© Jonathan Borba

FIA tests F1 start-assist system after safety fears

The FIA will trial a new Formula 1 start-assist system in Miami and Canada after concluding the 2026 power unit rules could create dangerously slow launches off the grid.

FIA single-seater director Nikolas Tombazis said the procedure is aimed only at extreme cases, with the MGU-K stepping in if a car’s acceleration in the opening phase of the start drops below a defined threshold. The idea is to stop a car from remaining almost stationary and becoming a hazard for those behind, not to improve a driver’s race start in normal conditions.

The concern comes from the technical layout of the 2026 power units. With the turbo setup no longer using the MGU-H, the FIA believes there is a greater chance of a car producing a very poor launch while the system builds the pressure it needs.
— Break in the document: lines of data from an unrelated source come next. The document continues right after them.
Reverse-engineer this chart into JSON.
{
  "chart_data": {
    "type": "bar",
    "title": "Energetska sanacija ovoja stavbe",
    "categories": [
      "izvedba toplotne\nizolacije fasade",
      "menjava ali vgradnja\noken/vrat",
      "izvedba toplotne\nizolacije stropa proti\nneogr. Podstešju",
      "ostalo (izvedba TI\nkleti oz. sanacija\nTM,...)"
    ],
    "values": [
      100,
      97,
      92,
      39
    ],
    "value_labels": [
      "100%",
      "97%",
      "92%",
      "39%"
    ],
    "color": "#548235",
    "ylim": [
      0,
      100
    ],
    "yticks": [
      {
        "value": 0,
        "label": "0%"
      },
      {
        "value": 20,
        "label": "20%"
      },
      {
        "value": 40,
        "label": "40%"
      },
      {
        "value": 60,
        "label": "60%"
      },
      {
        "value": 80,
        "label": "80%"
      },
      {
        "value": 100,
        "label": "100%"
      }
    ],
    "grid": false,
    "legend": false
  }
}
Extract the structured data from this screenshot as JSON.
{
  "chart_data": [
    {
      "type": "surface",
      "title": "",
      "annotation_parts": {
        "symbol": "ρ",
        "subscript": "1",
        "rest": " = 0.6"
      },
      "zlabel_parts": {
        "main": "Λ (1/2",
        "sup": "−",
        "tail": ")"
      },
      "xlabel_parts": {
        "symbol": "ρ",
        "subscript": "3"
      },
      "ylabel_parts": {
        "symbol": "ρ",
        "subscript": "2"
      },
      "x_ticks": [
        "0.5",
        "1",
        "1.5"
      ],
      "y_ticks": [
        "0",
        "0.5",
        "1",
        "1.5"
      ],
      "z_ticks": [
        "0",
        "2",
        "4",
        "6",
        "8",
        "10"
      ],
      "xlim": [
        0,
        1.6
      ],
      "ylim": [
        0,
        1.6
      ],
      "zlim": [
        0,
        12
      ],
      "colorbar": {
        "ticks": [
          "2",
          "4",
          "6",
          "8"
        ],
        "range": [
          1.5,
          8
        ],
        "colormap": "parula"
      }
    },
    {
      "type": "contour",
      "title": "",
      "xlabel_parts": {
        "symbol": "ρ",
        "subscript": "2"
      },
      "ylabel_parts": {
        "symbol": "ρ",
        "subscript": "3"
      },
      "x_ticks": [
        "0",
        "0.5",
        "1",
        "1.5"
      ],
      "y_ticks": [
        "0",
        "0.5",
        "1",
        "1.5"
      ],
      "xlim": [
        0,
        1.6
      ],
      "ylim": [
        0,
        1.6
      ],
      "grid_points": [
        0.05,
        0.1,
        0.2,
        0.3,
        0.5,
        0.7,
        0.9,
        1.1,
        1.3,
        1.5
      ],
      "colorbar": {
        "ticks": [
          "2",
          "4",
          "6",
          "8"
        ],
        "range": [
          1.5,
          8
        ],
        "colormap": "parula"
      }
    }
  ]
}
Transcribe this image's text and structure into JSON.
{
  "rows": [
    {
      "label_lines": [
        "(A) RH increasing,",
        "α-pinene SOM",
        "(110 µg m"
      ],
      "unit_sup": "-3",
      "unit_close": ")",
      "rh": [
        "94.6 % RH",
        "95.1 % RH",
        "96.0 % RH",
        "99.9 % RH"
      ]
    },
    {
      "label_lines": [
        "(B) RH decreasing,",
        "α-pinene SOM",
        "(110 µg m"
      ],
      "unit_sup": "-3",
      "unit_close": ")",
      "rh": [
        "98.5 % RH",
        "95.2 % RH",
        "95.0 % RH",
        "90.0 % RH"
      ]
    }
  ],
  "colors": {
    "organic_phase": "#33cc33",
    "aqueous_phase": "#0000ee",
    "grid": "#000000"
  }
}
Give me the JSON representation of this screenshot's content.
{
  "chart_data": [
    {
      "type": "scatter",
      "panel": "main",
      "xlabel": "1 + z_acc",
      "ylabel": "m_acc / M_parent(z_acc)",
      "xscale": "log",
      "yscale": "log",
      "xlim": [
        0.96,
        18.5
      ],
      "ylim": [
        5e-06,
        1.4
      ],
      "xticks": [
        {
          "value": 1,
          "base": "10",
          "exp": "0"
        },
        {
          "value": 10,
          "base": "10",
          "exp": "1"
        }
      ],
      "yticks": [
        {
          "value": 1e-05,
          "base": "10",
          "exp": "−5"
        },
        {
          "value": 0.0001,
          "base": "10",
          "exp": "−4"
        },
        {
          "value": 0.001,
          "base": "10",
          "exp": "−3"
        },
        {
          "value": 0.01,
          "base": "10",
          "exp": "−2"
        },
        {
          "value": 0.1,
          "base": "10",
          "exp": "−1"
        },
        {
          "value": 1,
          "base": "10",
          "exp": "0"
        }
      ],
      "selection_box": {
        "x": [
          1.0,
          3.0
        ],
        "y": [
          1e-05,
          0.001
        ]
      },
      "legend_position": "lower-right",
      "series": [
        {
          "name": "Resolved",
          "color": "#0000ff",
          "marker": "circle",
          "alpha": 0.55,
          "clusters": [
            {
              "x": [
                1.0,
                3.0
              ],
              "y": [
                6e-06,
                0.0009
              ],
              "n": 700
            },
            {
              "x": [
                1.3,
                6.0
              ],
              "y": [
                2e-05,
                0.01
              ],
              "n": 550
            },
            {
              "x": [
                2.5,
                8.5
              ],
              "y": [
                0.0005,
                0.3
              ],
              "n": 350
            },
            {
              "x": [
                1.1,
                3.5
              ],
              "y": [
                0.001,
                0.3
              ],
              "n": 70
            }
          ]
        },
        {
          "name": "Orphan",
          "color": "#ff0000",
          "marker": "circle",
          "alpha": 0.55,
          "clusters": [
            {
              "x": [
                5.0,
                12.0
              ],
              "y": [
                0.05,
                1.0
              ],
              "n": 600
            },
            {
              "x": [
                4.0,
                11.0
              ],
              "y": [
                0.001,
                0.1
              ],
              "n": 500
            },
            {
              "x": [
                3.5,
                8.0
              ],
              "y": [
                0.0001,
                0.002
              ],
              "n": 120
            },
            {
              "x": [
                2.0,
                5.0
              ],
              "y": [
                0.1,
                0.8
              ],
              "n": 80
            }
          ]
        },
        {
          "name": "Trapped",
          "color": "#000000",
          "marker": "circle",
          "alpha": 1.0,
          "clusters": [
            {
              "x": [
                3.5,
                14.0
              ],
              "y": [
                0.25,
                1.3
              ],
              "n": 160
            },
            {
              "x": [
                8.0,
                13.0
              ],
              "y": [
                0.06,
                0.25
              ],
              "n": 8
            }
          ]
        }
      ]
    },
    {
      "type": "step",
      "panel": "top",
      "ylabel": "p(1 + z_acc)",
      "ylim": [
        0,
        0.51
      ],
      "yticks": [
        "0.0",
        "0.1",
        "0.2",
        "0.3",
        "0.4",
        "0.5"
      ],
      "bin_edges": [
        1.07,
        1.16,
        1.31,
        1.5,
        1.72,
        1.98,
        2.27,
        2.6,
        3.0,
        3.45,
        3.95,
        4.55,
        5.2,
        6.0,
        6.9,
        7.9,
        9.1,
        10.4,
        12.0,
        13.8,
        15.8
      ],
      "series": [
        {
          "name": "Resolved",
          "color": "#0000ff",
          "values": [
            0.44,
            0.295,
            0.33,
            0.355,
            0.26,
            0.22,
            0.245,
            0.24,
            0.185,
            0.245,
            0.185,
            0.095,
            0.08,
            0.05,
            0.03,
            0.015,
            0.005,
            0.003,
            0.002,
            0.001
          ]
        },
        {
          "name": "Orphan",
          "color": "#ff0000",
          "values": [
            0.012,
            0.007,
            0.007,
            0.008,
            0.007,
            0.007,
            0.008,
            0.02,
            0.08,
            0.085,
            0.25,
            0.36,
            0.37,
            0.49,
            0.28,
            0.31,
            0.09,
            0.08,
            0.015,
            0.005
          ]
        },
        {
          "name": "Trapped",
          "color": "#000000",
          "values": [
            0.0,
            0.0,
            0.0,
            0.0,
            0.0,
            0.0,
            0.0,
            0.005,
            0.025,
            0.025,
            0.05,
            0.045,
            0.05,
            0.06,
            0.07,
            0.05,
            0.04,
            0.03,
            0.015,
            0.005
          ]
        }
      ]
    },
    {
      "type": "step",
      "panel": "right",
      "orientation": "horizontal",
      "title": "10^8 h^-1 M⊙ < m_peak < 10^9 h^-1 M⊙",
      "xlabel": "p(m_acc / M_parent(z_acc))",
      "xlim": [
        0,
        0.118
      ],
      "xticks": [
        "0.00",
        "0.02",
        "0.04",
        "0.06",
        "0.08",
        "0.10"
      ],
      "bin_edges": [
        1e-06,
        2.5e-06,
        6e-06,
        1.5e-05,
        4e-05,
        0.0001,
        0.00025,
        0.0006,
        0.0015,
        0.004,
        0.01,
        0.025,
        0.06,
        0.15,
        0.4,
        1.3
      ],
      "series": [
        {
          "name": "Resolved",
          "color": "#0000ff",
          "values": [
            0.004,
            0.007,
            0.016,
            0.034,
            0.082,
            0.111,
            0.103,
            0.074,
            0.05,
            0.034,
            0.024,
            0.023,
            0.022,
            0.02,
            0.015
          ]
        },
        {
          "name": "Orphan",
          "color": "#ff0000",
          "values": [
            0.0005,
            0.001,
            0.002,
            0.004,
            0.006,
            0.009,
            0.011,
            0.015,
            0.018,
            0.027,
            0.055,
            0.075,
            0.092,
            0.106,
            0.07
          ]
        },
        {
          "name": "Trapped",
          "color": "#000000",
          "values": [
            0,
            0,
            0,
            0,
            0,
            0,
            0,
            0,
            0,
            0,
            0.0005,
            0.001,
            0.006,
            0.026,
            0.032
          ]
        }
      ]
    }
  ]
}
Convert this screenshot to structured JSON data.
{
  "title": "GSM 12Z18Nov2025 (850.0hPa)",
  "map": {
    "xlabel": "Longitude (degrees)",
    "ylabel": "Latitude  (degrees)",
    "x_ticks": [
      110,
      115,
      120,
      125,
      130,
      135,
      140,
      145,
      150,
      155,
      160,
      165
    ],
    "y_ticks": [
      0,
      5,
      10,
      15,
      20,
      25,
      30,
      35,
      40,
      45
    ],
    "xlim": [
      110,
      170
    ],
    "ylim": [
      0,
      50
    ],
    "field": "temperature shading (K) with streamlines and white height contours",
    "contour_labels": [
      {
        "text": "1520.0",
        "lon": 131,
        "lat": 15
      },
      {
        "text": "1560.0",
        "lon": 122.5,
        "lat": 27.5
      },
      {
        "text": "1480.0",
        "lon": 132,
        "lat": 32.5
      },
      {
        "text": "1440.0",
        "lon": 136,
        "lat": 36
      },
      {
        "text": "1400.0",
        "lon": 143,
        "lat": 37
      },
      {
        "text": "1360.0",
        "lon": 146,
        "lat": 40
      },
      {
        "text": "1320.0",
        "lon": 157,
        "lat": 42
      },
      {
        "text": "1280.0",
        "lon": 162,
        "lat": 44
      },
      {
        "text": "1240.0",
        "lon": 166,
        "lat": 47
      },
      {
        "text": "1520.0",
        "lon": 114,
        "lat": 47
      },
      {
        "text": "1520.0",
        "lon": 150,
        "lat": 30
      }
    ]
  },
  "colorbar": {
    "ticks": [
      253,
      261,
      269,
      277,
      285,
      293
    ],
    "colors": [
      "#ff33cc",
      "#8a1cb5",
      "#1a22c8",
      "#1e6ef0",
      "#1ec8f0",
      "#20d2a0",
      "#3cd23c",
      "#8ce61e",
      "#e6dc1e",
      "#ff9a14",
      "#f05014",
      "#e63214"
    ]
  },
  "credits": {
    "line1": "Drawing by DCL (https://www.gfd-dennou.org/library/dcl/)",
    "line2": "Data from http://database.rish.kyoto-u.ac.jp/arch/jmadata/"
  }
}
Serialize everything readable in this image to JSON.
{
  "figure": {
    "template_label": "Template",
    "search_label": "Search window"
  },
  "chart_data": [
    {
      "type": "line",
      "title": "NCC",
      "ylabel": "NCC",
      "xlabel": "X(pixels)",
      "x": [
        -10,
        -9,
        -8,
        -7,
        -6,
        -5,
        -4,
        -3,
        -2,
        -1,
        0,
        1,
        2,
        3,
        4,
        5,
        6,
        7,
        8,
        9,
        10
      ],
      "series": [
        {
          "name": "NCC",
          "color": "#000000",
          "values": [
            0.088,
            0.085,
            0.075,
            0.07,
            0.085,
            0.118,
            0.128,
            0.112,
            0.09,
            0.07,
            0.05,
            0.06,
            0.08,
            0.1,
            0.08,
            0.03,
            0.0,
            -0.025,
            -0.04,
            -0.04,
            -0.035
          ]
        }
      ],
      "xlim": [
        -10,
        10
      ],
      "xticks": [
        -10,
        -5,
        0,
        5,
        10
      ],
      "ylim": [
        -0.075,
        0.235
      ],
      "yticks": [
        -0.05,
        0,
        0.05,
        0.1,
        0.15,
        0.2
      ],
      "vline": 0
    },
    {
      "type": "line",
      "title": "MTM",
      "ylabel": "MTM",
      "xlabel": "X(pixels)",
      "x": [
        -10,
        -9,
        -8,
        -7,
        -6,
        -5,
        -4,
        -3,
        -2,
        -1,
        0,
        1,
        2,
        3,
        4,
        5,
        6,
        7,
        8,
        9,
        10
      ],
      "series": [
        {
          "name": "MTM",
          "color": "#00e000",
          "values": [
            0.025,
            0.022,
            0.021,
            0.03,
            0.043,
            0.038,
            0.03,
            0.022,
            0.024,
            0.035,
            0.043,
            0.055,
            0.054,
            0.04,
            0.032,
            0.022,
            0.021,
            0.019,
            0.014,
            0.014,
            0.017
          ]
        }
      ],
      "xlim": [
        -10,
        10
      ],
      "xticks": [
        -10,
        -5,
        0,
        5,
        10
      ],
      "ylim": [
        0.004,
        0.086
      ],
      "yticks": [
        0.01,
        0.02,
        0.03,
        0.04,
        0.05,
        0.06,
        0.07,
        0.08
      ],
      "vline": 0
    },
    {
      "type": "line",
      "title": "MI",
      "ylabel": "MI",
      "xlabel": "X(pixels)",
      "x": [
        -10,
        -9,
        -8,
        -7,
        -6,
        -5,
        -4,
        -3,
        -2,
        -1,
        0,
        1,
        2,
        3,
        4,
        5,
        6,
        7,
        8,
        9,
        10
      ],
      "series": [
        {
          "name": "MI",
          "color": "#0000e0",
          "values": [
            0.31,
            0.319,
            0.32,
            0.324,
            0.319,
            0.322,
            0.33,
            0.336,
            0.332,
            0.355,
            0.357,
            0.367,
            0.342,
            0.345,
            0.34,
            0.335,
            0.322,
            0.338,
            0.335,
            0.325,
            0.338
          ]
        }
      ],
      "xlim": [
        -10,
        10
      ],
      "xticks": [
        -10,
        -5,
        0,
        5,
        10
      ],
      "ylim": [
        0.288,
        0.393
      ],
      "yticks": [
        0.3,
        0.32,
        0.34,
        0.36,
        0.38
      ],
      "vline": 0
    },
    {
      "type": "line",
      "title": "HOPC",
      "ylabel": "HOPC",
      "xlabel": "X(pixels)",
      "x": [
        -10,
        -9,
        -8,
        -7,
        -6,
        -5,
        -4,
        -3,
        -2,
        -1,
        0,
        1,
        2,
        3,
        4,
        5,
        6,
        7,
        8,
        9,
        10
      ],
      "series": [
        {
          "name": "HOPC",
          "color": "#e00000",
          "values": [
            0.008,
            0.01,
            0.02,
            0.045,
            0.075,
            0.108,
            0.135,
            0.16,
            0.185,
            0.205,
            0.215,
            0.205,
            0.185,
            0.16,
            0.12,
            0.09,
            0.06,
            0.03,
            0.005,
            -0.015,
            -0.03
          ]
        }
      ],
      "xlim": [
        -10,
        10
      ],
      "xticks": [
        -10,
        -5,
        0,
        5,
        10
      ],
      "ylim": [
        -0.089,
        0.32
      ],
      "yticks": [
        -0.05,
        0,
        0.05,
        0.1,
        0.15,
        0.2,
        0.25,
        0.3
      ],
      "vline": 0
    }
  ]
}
Tombazis said the change was driven by start safety and pointed to Liam Lawson’s start in Australia as the kind of incident that exposed the risk. Speaking to the Italian press, he also said Franco Colapinto’s reactions there avoided contact that “could have had serious consequences.”

Tombazis said the system watches how the car is moving and accelerating after the first half-second of the launch. If the car is in what he described as a “disastrous” situation, the MGU-K would automatically provide enough support to get it away from the grid at a minimally safe pace. As he put it to Crash.net, the aim is to turn “a disastrous start to a bad one” rather than “a bad one to a good one.”

He said the FIA believes the mechanism would have intervened only “on two or three occasions total” so far this year. Lawson’s start in Australia was one case where it “would have certainly intervened,” Tombazis said. Max Verstappen’s poor launch in China would not have triggered it because that start was bad, but not dangerous.

The FIA also examined whether the system needed an automatic sporting penalty to prevent abuse. Tombazis said it discussed a drive-through at the end of lap one if the support was activated, but dropped the idea after teams argued the system could not be used to gain a hidden advantage. He said the “universal position” from teams was that any car in that situation was already in trouble and “definitely in a bad place.” He added that the FIA would still act if it found a way for teams to exploit it.

The start-assist procedure is the only part of last week’s 2026 power unit rule revisions that has not gone straight into the regulations. It will be tested in practice starts only, beginning in Miami and continuing in Canada, while the FIA also monitors sprint and race starts to see what the system would have done. Tombazis said it will not be used at the Miami race start and will not be adopted until the FIA is satisfied it creates no unwanted side effects, leaving any introduction no earlier than June.